Berbicara kepada CNBC, profesor NYU berpendapat bahwa potensi terbalik Ethereum lebih besar daripada Bitcoin dalam kemungkinan paradigma masa depan yang didominasi oleh teknologi berbasis blockchain.

Menurut Damodaran, ETH akan mengalahkan BTC sebagai pelumas yang lebih baik untuk perdagangan blockchain.

“Semua yang tampaknya dibicarakan oleh bitcoin, promosi penjualan terbesar mereka untuk bitcoin adalah: ‘Lihatlah berapa banyak uang yang saya hasilkan dari bitcoin.’ Itu saja, itulah akhir dari promosi penjualan. Itu bukan promosi dagang. Itu tidak memberi tahu saya tentang substansi di sini,” katanya dikutip dari Cointelegraph, Jumat (21/5/2021).

Memang, keuangan terdesentralisasi sebagai segmen pasar berkembang telah tumbuh secara masif di jaringan Ethereum. Menurut DappRadar, nilai total yang disesuaikan yang dikunci dalam protokol DeFi berbasis ETH di atas $65 miliar pada saat penulisan.

Kritik Bitcoin Damodaran bukanlah hal baru karena profesor NYU menyebut BTC sebagai “mata uang yang tidak efisien” pada awal Mei. Kembali pada Agustus 2017, Damodaran, yang secara populer dijuluki “dekan penilaian” Wall Street menggambarkan Bitcoin sebagai “permainan harga tanpa akhir yang baik.”

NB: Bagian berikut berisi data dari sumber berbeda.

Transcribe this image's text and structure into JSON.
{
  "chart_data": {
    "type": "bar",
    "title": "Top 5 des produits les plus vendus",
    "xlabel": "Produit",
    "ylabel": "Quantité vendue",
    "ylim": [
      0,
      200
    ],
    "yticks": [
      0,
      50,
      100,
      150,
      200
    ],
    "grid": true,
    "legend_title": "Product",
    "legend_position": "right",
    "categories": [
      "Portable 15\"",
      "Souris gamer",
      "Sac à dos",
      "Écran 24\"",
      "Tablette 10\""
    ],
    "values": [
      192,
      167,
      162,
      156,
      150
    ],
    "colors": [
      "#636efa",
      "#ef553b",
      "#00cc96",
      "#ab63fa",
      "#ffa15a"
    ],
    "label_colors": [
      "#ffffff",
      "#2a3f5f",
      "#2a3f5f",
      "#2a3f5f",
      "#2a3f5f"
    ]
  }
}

Profesor keuangan NYU juga menyerukan nomenklatur crypto yang lebih bernuansa yang lebih baik menangkap perbedaan di antara cryptocurrency yang ada. Menurut Damodaran, “Saya pikir kita perlu mulai memisahkan ruang kripto menjadi kripto yang mencoba menjadi mata uang, kripto yang mencoba menjadi barang koleksi – emas milenial – dan kripto yang sebenarnya adalah komoditas.”

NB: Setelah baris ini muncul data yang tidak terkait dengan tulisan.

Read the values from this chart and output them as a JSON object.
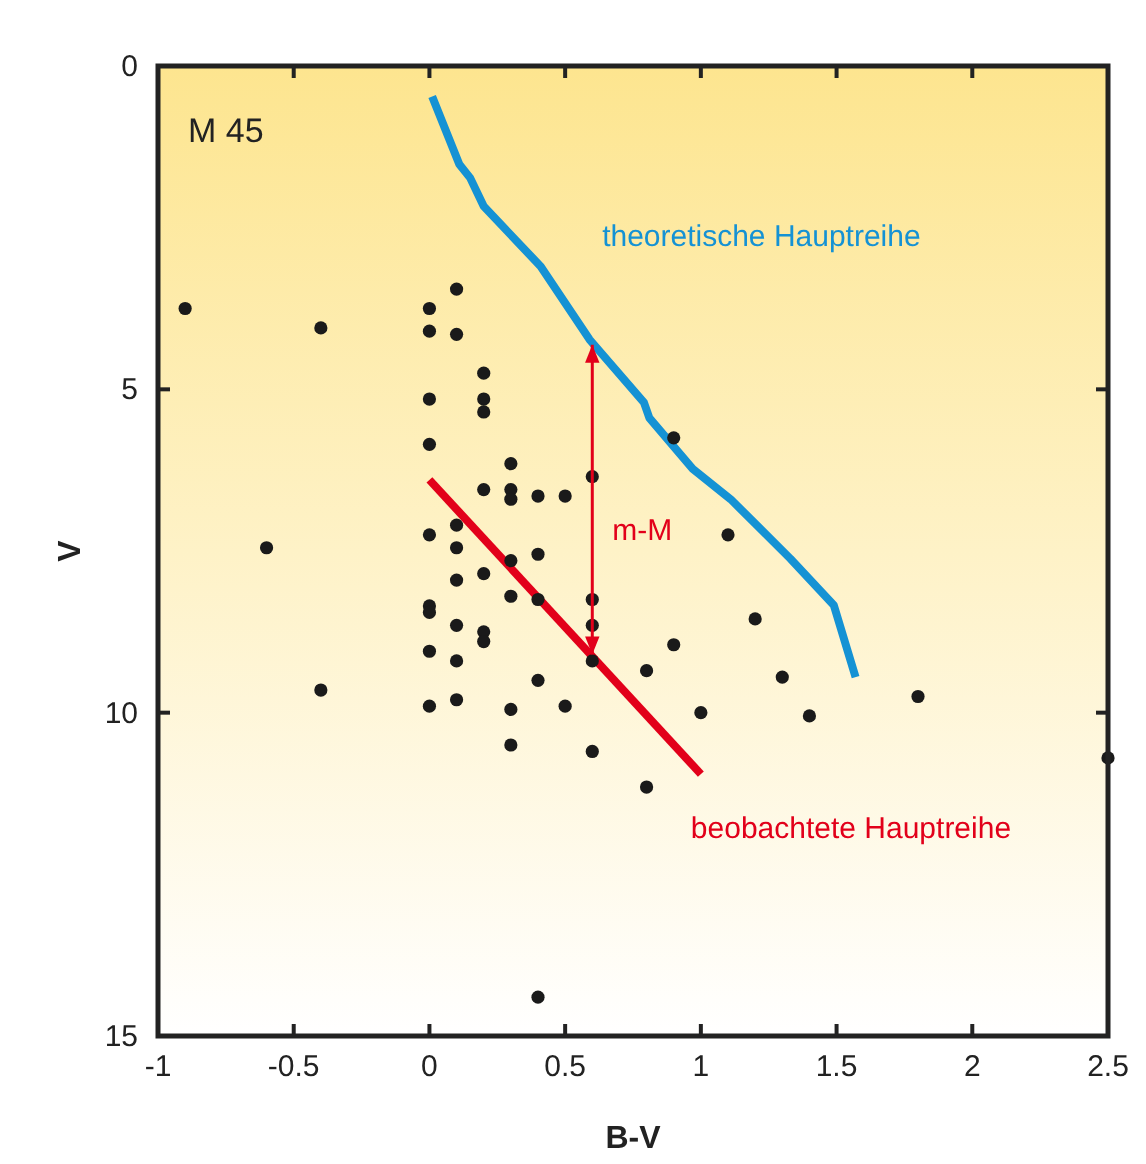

Seperti yang dilaporkan sebelumnya, pasar crypto berada di tengah tren turun besar-besaran dengan Bitcoin merosot lebih dari 30% dalam delapan hari terakhir. Kapitalisasi pasar total juga mengalami penurunan besar, kehilangan lebih dari $ 800 miliar dalam periode yang sama.